Alors, on se penche, on regarde au sol, à terre, comme Malik Oussekine gisait, il y a vingt ans.
A terre.

La plaque.
La plaque.
Version officieuse. Lors du tournage « Quand la France s’embrase », on a donné deux bouts de gaffer à un passant, qui a ajouté « par la police ».
David Dufresne

La plaque est là, à même le sol, sur le trottoir. Elle est à la ville, dans la ville, elle est à la mort et à la vie. Ici ou là, on s’étonne. La plaque dit : « A la mémoire de Malik Oussekine étudiant de 22 ans frappé à mort lors de la manifestation du 6 décembre 1986 ».

Une main, celle de Jérome D., ajoute sur un papier : « par la police ». Et le voilà qui sort de ce gros scotch qu’on appelle gaffer. La phrase devient « frappé à mort par la police ». Provisoirement, la gaffe a disparu.

Et puis, les officiels se retirent. De belles passantes s’arrêtent enfin, des apprentis tiennent leur caméra. Un vieil homme, employé jadis par la librairie d’â côté, a les larmes aux yeux : pendant des années, me dit-il, il a renseigné les curieux, posé des fleurs. En voici une, justement. Une rose. De ces roses qui rappellent la Mitterrandie, et ses mitterranderies : Malik Oussekine n’y avait pas échappé, d’une certaine façon, quand le Vieil Homme avait su quoi tirer du Jeune Homme. C’était du temps de la Cohabitation, tout ça. De Chirac-Pasqua-Pandraud, ceux-là.

La plaque.
La plaque.
David Dufresne

Il est 16h30, il est 17h, il est 1986. Sur le trotroir, quelques mémoires restent. Parlent. Retiennent l’instant. On scotche des textes, des tracts. Ca semble moins compassé, moins solennel, c’est la vie qui continue.

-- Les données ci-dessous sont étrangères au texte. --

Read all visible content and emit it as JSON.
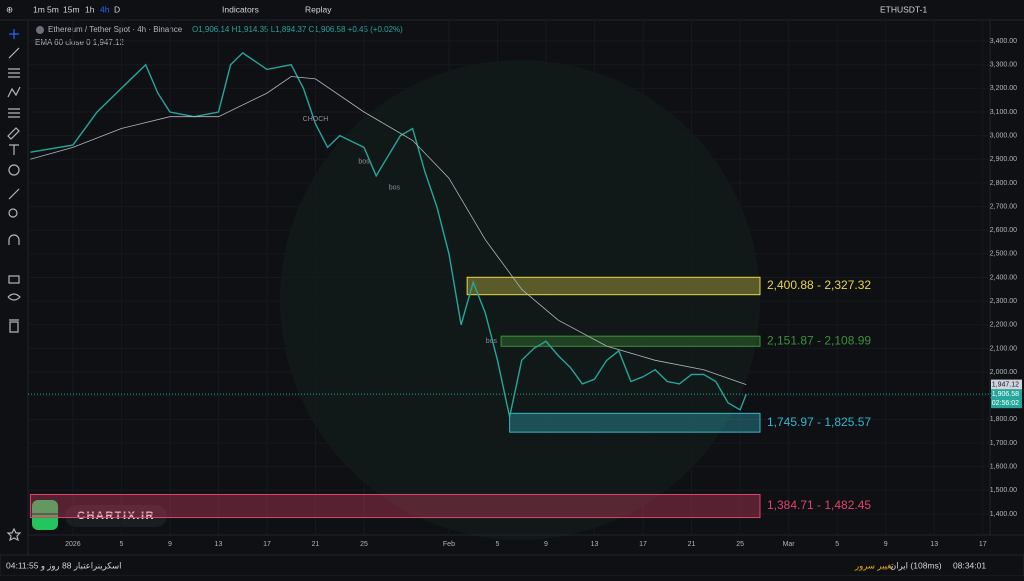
{
  "toolbar": {
    "timeframes": [
      "1m",
      "5m",
      "15m",
      "1h",
      "4h",
      "D"
    ],
    "indicators": "Indicators",
    "replay": "Replay",
    "symbol": "ETHUSDT-1"
  },
  "legend": {
    "title": "Ethereum / Tether Spot · 4h · Binance",
    "ohlc": "O1,906.14 H1,914.35 L1,894.37 C1,906.58 +0.45 (+0.02%)",
    "ema": "EMA 60 close 0 1,947.12"
  },
  "chart_data": {
    "type": "line",
    "x": [
      -3.5,
      0,
      2,
      4,
      6,
      7,
      8,
      10,
      12,
      13,
      14,
      16,
      18,
      19,
      20,
      21,
      22,
      24,
      25,
      27,
      28,
      29,
      30,
      31,
      32,
      33,
      34,
      35,
      36,
      37,
      38,
      39,
      40,
      41,
      42,
      43,
      44,
      45,
      46,
      47,
      48,
      49,
      50,
      51,
      52,
      53,
      54,
      55,
      55.5
    ],
    "series": [
      {
        "name": "ETHUSDT",
        "color": "#26a69a",
        "values": [
          2930,
          2960,
          3100,
          3200,
          3300,
          3180,
          3100,
          3080,
          3100,
          3300,
          3350,
          3280,
          3300,
          3200,
          3050,
          2950,
          3000,
          2950,
          2830,
          3000,
          3030,
          2850,
          2700,
          2500,
          2200,
          2380,
          2250,
          2050,
          1810,
          2050,
          2100,
          2130,
          2070,
          2020,
          1950,
          1970,
          2050,
          2090,
          1960,
          1980,
          2010,
          1960,
          1950,
          1990,
          1990,
          1960,
          1870,
          1840,
          1906.58
        ]
      },
      {
        "name": "EMA 60",
        "color": "#b2b5be",
        "x": [
          -3.5,
          0,
          4,
          8,
          12,
          16,
          18,
          20,
          24,
          28,
          31,
          34,
          37,
          40,
          44,
          48,
          52,
          55.5
        ],
        "values": [
          2900,
          2950,
          3030,
          3080,
          3080,
          3180,
          3250,
          3240,
          3100,
          2980,
          2820,
          2560,
          2350,
          2220,
          2110,
          2050,
          2010,
          1947.12
        ]
      }
    ],
    "xlim": [
      -3.7,
      75.6
    ],
    "ylim": [
      1311,
      3489
    ],
    "xticks": [
      {
        "value": 0,
        "label": "2026"
      },
      {
        "value": 4,
        "label": "5"
      },
      {
        "value": 8,
        "label": "9"
      },
      {
        "value": 12,
        "label": "13"
      },
      {
        "value": 16,
        "label": "17"
      },
      {
        "value": 20,
        "label": "21"
      },
      {
        "value": 24,
        "label": "25"
      },
      {
        "value": 31,
        "label": "Feb"
      },
      {
        "value": 35,
        "label": "5"
      },
      {
        "value": 39,
        "label": "9"
      },
      {
        "value": 43,
        "label": "13"
      },
      {
        "value": 47,
        "label": "17"
      },
      {
        "value": 51,
        "label": "21"
      },
      {
        "value": 55,
        "label": "25"
      },
      {
        "value": 59,
        "label": "Mar"
      },
      {
        "value": 63,
        "label": "5"
      },
      {
        "value": 67,
        "label": "9"
      },
      {
        "value": 71,
        "label": "13"
      },
      {
        "value": 75,
        "label": "17"
      }
    ],
    "yticks": [
      {
        "value": 1400,
        "label": "1,400.00"
      },
      {
        "value": 1500,
        "label": "1,500.00"
      },
      {
        "value": 1600,
        "label": "1,600.00"
      },
      {
        "value": 1700,
        "label": "1,700.00"
      },
      {
        "value": 1800,
        "label": "1,800.00"
      },
      {
        "value": 1900,
        "label": "1,900.00"
      },
      {
        "value": 2000,
        "label": "2,000.00"
      },
      {
        "value": 2100,
        "label": "2,100.00"
      },
      {
        "value": 2200,
        "label": "2,200.00"
      },
      {
        "value": 2300,
        "label": "2,300.00"
      },
      {
        "value": 2400,
        "label": "2,400.00"
      },
      {
        "value": 2500,
        "label": "2,500.00"
      },
      {
        "value": 2600,
        "label": "2,600.00"
      },
      {
        "value": 2700,
        "label": "2,700.00"
      },
      {
        "value": 2800,
        "label": "2,800.00"
      },
      {
        "value": 2900,
        "label": "2,900.00"
      },
      {
        "value": 3000,
        "label": "3,000.00"
      },
      {
        "value": 3100,
        "label": "3,100.00"
      },
      {
        "value": 3200,
        "label": "3,200.00"
      },
      {
        "value": 3300,
        "label": "3,300.00"
      },
      {
        "value": 3400,
        "label": "3,400.00"
      }
    ],
    "zones": [
      {
        "label": "2,400.88 - 2,327.32",
        "high": 2400.88,
        "low": 2327.32,
        "color": "#e6d64a",
        "start": 32.5
      },
      {
        "label": "2,151.87 - 2,108.99",
        "high": 2151.87,
        "low": 2108.99,
        "color": "#3f8f3a",
        "start": 35.3
      },
      {
        "label": "1,745.97 - 1,825.57",
        "low": 1745.97,
        "high": 1825.57,
        "color": "#35b7c9",
        "start": 36
      },
      {
        "label": "1,384.71 - 1,482.45",
        "low": 1384.71,
        "high": 1482.45,
        "color": "#e0436a",
        "start": -3.5
      }
    ],
    "annotations": [
      "CHOCH",
      "bos",
      "bos",
      "bos"
    ],
    "ema_last": {
      "value": 1947.12,
      "label": "1,947.12"
    },
    "last_price": {
      "value": 1906.58,
      "label": "1,906.58"
    },
    "countdown": "02:56:02"
  },
  "watermark": "CHARTIX.IR",
  "status_bar": {
    "credit": "04:11:55 اعتبار 88 روز و",
    "screener": "اسکرینر",
    "server": "ایران (108ms)",
    "change_server": "تغییر سرور",
    "clock": "08:34:01"
  }
}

Et puis, la nuit tombe. On s’embrasse sans le faire vraiment. Et moi, je viens de reprendre mon site, après six mois de doutes, sans le savoir vraiment.

6 décémbre 2021
6 décémbre 2021
35 ans plus tard.
David Dufresne

1Finir un documentaire sur le Maintien de l’ordre en France. Finir le tournage par cette scène là, sans l’avoir prévue à dire vrai. Mais ce n’est pas trop le moment d’en dire plus. Promis, on en reparlera. Plus tard.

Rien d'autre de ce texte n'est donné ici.